Relative equilibria in the unrestricted problem of a sphere and symmetric rigid body

TL;DR

This paper provides a comprehensive geometric method to identify all relative equilibria in a two-body problem involving a sphere and a symmetric rigid body, extending previous results and discovering a new type of precession.

Contribution

It generalizes Kinoshita's work by showing equilibria can be found via two algebraic equations and introduces a new 'conic' precession class with unique motion characteristics.

Findings

Three classes of relative equilibria identified: cylindrical, inclined co-planar, and conic precessions.

Equilibria can be determined by solving at most two algebraic equations.

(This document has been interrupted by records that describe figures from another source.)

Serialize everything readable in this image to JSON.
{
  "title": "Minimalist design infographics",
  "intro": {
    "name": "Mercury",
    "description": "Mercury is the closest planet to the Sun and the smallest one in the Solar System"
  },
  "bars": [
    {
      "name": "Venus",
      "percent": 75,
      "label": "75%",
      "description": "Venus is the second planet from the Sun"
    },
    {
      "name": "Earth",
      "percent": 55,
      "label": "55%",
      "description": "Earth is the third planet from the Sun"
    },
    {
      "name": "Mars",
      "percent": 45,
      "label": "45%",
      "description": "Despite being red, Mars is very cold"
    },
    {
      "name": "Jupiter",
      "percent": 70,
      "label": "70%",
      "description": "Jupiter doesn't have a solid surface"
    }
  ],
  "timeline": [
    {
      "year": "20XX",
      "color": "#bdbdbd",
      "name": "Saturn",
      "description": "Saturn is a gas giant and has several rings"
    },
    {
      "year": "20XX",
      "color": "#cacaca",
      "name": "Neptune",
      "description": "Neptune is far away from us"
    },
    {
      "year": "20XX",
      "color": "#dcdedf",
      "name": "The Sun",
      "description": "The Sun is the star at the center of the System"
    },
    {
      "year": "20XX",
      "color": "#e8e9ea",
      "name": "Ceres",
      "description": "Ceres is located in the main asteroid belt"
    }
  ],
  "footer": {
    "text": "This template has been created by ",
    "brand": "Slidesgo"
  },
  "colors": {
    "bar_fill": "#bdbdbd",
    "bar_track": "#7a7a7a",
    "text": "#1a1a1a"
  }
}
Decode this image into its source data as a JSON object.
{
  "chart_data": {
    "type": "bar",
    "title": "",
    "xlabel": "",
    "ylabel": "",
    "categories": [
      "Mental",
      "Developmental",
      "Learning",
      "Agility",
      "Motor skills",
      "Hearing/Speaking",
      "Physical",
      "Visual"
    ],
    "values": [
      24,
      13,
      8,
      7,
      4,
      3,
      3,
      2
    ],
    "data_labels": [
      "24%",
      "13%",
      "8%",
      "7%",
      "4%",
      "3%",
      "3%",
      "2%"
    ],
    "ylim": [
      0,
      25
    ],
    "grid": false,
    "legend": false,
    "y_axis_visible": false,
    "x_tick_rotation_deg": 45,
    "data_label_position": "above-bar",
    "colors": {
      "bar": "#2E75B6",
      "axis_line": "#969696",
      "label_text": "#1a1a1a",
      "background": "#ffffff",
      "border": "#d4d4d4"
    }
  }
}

Discovered a new conic precession where the point-mass and the body's center move in different planes.

Abstract

We consider the unrestricted problem of two mutually attracting rigid bodies, an uniform sphere (or a point mass) and an axially symmetric body. We present a global, geometric approach for finding all relative equilibria (stationary solutions) in this model, which was already studied by Kinoshita (1970). We extend and generalize his results, showing that the equilibria solutions may be found by solving at most two non-linear, algebraic equations, assuming that the potential function of the symmetric rigid body is known explicitly. We demonstrate that there are three classes of the relative equilibria, which we call "cylindrical", "inclined co-planar", and "conic" precessions, respectively. Moreover, we also show that in the case of conic precession, although the relative orbit is circular, the point-mass and the mass center of the body move in different parallel planes. This solution has been yet not known in the literature.